Patrick Blanco - Prix Fondation Guillaumat-Piel

Utiliser une molécule issue de cellules cancéreuses pour traiter des maladies auto-immunes

Patrick Blanco est immunologiste, Professeur des Universités - Praticien hospitalier, chef du service d'immunologie et immunogénétique au CHU de Bordeaux et coresponsable de l’équipe « Origines et pathogenèse des maladies auto-immunes et inflammatoires » dans l’unité « Immunologie conceptuelle expérimentale et translationnelle – ImmunoConcEpT » (CNRS – Inserm – Université de Bordeaux).

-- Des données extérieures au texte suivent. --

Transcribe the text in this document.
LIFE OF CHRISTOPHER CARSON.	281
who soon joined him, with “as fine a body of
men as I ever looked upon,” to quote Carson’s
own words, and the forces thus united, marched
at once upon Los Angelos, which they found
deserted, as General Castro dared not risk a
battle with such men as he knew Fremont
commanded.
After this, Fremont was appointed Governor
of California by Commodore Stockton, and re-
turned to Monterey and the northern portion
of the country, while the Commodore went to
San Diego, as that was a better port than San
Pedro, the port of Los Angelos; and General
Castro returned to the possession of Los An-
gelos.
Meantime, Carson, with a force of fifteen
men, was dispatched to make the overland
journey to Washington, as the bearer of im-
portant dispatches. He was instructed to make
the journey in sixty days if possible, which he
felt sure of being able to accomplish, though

Il ambitionne de mettre à profit les propriétés d’un peptide – une petite protéine – produit par des cellules cancéreuses et découvert par son équipe, pour traiter des maladies auto-immunes (caractérisées par un emballement du système immunitaire). En effet, pour se développer, les tumeurs ont la capacité de bloquer la réponse immunitaire de l’organisme, échappant ainsi à sa surveillance et à leur destruction par les cellules immunitaires spécialisées. C’est ce concept qui inspire les travaux du Professeur Blanco. En utilisant une lignée de cellules tumorales, son équipe a ainsi identifié un peptide capable d’exercer une action régulatrice sur l’inflammation et les réponses immunitaires médiées par les lymphocytes B, les cellules immunitaires qui produisent les anticorps. Il s’agit maintenant d’élucider son mode d’action afin de développer une stratégie thérapeutique innovante susceptible de contrer les réponses immunitaires exacerbées présentes dans les maladies auto-immunes chroniques comme le lupus érythémateux disséminé ou le syndrome de Gougerot-Sjögren, qui touchent différents organes.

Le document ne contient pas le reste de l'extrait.